Brexit Party’s prospective candidate moved from Hastings and Rye

The Brexit Party has moved the prospective candidate for Hastings and Rye, citing Amber Rudd’s resignation for doing so.

Monday, 14th October 2019, 12:28 pm
Tom Bewick, the Brexit Party's prospective parliamentary candidate for Hastings and Rye

The party said Ms Rudd’s decision not to contest the election in Hastings and Rye meant they would move Tom Bewick to another high-profile target seat.

They said Ms Rudd had ‘betrayed’ Brexit.

Mr Bewick has now been reassigned as the prospective parliamentary candidate in Dagenham and Rainham, in East London, with immediate effect.

Read more:

He said: “As a former Labour councillor, that campaigned to Leave the EU in 2016, I am delighted to be given this opportunity by the Brexit Party to represent a traditional working-class constituency in Parliament.

“Dagenham is the home of the women machinist car workers who, in 1968, led the campaign for equality in the workplace. It was my heroine and staunch Eurosceptic, Barbara Castle, who introduced the 1970 Equal Pay Act.

“This was a time, before the anti-democratic EU, when the concerns of everyday working people were listened to and acted on. Sadly, under Corbyn, these traditional Labour supporters have been marginalised in favour of Hampstead liberals and an inner-city metropolitan elite.

“Moreover, Labour is now planning to steal their 2016 votes by rigging a second EU referendum should they win power.

“Enough is enough. My campaign in Dagenham and Rainham will be about turning people’s understandable anger into hope. Only the Brexit party has a clear and internationalist vision of our nation’s place outside the EU.

“Our programme is one of investment in those communities that have been overlooked by the mainstream parties for decades.

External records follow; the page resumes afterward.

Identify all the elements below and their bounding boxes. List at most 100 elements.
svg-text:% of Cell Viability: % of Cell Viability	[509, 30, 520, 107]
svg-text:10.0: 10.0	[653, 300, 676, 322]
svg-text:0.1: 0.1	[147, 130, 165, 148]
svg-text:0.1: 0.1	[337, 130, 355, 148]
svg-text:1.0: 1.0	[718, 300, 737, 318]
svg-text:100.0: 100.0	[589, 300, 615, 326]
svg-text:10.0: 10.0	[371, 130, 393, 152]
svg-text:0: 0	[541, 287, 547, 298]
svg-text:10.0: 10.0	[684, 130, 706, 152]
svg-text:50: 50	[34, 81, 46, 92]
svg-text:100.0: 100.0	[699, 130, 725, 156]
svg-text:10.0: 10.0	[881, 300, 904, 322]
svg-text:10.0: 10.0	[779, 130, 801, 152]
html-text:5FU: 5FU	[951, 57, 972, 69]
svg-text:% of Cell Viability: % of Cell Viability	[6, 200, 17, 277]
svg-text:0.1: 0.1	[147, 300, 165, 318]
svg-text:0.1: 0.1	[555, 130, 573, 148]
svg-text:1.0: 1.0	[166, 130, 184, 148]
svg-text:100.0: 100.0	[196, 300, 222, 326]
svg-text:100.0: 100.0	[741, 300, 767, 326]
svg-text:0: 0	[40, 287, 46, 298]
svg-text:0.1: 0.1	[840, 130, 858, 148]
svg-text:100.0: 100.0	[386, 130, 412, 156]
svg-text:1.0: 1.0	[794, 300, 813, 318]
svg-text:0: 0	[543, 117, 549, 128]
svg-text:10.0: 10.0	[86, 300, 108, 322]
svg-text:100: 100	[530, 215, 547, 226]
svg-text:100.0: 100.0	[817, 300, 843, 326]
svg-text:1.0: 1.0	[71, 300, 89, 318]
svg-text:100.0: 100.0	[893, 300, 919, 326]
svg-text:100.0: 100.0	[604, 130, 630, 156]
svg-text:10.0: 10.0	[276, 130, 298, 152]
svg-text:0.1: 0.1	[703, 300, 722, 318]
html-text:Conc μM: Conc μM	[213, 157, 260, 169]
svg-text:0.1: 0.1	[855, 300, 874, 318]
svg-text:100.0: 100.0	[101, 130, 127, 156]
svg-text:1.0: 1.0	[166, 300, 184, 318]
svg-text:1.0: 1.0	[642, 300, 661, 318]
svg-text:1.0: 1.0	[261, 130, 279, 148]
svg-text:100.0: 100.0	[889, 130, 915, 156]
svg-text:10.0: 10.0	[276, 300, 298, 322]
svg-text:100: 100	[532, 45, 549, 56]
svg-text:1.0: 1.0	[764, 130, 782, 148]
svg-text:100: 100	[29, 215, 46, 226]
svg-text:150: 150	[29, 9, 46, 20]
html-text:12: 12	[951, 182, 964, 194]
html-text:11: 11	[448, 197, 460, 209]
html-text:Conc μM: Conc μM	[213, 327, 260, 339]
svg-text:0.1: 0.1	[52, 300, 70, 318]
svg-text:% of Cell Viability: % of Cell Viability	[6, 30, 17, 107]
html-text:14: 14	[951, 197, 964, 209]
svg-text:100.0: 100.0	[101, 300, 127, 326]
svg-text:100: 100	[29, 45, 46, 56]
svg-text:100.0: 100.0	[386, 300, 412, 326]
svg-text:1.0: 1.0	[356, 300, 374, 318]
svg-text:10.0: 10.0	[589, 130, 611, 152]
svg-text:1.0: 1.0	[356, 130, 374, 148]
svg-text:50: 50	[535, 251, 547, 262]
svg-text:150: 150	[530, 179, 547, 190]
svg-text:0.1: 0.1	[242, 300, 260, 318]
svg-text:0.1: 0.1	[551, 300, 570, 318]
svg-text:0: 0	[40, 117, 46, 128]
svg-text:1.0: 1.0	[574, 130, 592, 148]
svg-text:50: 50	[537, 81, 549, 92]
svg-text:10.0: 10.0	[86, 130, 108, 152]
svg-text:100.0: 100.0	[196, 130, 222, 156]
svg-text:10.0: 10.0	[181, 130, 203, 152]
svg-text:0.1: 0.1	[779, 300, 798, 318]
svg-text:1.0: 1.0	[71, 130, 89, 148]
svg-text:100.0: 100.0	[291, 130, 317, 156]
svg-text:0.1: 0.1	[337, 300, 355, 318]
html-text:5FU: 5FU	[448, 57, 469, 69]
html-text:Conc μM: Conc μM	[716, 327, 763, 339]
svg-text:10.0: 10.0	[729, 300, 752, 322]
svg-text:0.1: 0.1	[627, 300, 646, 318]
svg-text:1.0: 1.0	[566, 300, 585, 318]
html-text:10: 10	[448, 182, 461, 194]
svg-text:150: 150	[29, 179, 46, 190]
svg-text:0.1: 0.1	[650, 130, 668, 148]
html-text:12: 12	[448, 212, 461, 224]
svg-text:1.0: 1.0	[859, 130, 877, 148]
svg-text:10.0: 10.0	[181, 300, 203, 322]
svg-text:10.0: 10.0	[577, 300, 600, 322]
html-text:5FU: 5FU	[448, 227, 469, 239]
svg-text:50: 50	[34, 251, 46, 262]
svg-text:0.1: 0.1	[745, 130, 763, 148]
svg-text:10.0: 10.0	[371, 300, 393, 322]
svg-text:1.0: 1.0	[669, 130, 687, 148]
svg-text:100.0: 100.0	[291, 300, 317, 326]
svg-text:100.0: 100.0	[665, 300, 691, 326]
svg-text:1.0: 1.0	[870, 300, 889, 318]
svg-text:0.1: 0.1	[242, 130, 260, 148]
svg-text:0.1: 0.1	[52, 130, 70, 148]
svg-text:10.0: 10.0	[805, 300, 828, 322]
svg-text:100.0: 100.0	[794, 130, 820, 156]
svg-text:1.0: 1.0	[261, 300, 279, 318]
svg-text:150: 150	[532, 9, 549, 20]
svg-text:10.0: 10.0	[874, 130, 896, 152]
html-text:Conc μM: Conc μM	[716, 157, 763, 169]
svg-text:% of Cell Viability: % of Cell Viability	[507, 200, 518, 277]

Locally, that means improving educational opportunity and ensuring that young people can access high-quality skilled apprenticeships.

“There are huge economic and social opportunities of being outside the straightjacket of the EU. Cheaper food and clothing. Lower energy bills. And investment by councils in local infrastructure and employment schemes without having to take account of burdensome EU state-aid rules.”

“I can’t wait to get started. By building trust with local voters, I will be campaigning positively to show residents that I can represent their concerns in the House of Commons, when the general election comes.”